—Broadcast—
The fire dragon and the man inside it hit the purple barrier and the barrier did not move.
No crack. No tremor. The flame of Purgatory — everything Rengoku Kyojuro had, gathered and spent in a single technique — pressed against it and was simply refused. The energy dispersed sideways like water finding a wall, and what remained of the fire scattered and went dark, and Naraku stood untouched at the center of his own stillness.
"A pity," the great demon said. "You made the wrong choice."
He had raised one hand, loosely, during the attack. He lowered it now.
Rengoku landed, reset his footing, and came again.
"Breathing of Flame — Type Three — Breath of Flame!"
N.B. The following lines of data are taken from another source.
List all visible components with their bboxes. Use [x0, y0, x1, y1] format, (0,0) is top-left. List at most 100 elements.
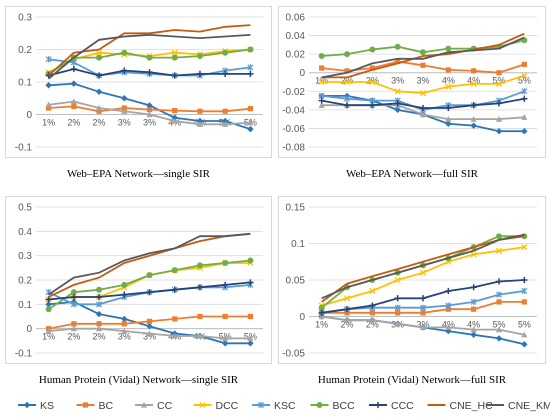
data-point	[247, 340, 254, 347]
data-point	[146, 69, 153, 76]
data-point	[45, 296, 52, 303]
data-point	[247, 279, 254, 286]
caption-human-protein-full: Human Protein (Vidal) Network—full SIR	[317, 374, 507, 386]
series-cne-km	[48, 232, 251, 296]
data-point	[221, 340, 229, 347]
data-point	[96, 108, 102, 114]
data-point	[71, 321, 77, 327]
data-point	[196, 262, 203, 269]
x-tick-label: 3%	[118, 118, 131, 128]
data-point	[470, 122, 477, 129]
y-tick-label: -0.08	[282, 143, 305, 154]
x-tick-label: 5%	[492, 320, 505, 330]
data-point	[470, 326, 477, 333]
x-tick-label: 4%	[467, 76, 480, 86]
x-tick-label: 1%	[315, 76, 328, 86]
data-point	[196, 117, 204, 125]
data-point	[419, 304, 427, 311]
x-tick-label: 2%	[67, 332, 80, 342]
data-point	[45, 56, 52, 63]
data-point	[146, 289, 153, 296]
y-tick-label: -0.1	[15, 143, 33, 154]
data-point	[445, 306, 451, 312]
legend-item-cc: CC	[135, 400, 173, 412]
data-point	[470, 80, 477, 87]
data-point	[146, 330, 153, 337]
legend-label: KSC	[274, 400, 296, 412]
data-point	[343, 95, 351, 102]
series-cne-hc	[48, 232, 251, 298]
x-tick-label: 2%	[366, 76, 379, 86]
series-line	[321, 32, 525, 79]
data-point	[247, 257, 254, 264]
data-point	[318, 309, 325, 316]
series-line	[47, 24, 251, 77]
data-point	[445, 116, 452, 122]
series-ccc	[45, 279, 254, 303]
legend-label: CC	[157, 400, 173, 412]
x-tick-label: 3%	[143, 118, 156, 128]
data-point	[121, 315, 128, 323]
data-point	[172, 108, 178, 114]
data-point	[445, 287, 452, 295]
data-point	[121, 321, 127, 327]
data-point	[343, 295, 351, 302]
series-line	[321, 233, 525, 300]
data-point	[470, 298, 477, 305]
y-tick-label: -0.1	[15, 349, 33, 360]
data-point	[196, 70, 204, 77]
data-point	[470, 251, 477, 258]
x-tick-label: 2%	[340, 76, 353, 86]
data-point	[369, 310, 375, 316]
legend-item-dcc: DCC	[193, 400, 239, 412]
series-dcc	[318, 244, 528, 309]
data-point	[222, 335, 229, 341]
y-tick-label: 0	[299, 312, 305, 323]
legend-marker	[23, 401, 31, 409]
data-point	[197, 313, 203, 320]
data-point	[470, 284, 477, 291]
data-point	[521, 287, 528, 295]
chart-web-epa-full-sir: -0.08 -0.06 -0.04 -0.02 0 0.02 0.04 0.06 1% 2% 2% 3…	[282, 13, 537, 154]
data-point	[521, 299, 527, 305]
data-point	[318, 313, 325, 320]
data-point	[496, 299, 502, 305]
data-point	[470, 331, 477, 338]
data-point	[496, 70, 502, 76]
data-point	[171, 114, 178, 121]
series-line	[321, 36, 525, 79]
data-point	[419, 104, 427, 112]
legend-marker	[140, 401, 148, 408]
data-point	[495, 128, 503, 135]
y-tick-label: 0.02	[286, 50, 306, 61]
series-cc	[45, 325, 254, 341]
data-point	[471, 306, 477, 312]
data-point	[196, 284, 204, 291]
data-point	[420, 310, 426, 316]
series-cne-hc	[321, 32, 525, 79]
x-tick-label: 1%	[42, 118, 55, 128]
data-point	[95, 325, 103, 332]
data-point	[394, 304, 401, 311]
data-point	[70, 80, 78, 87]
x-tick-label: 1%	[42, 332, 55, 342]
y-tick-label: 0.1	[18, 78, 32, 89]
data-point	[247, 64, 254, 71]
data-point	[369, 287, 376, 295]
data-point	[121, 108, 128, 114]
legend-item-bc: BC	[76, 400, 114, 412]
data-point	[121, 95, 128, 102]
series-line	[48, 33, 251, 80]
data-point	[394, 88, 401, 95]
data-point	[247, 313, 253, 320]
legend-item-bcc: BCC	[310, 400, 355, 412]
data-point	[172, 316, 178, 322]
y-tick-label: -0.05	[282, 349, 305, 360]
data-point	[146, 323, 153, 330]
data-point	[344, 310, 350, 316]
data-point	[343, 102, 351, 109]
data-point	[445, 104, 452, 112]
x-tick-label: 3%	[143, 332, 156, 342]
data-point	[521, 276, 528, 284]
data-point	[369, 102, 376, 109]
The great sword came down from overhead with the weight of both arms and the full momentum of a body that had committed completely. The blade was wrapped in flame from guard to tip, and the fire shaped itself into a second dragon as it fell — roaring, dense, real. It struck the barrier with a sound that shook the remaining intact windows of the station.
The barrier was undamaged.
The barrier was entirely undamaged.
Rengoku stood before it, breathing hard, and the translucent purple surface showed him his own reflection — sword raised, face burning with the heat of his own techniques, Justice cloak still somehow attached to his shoulders. No cracks. The barrier had not even registered the hit as significant enough to ripple.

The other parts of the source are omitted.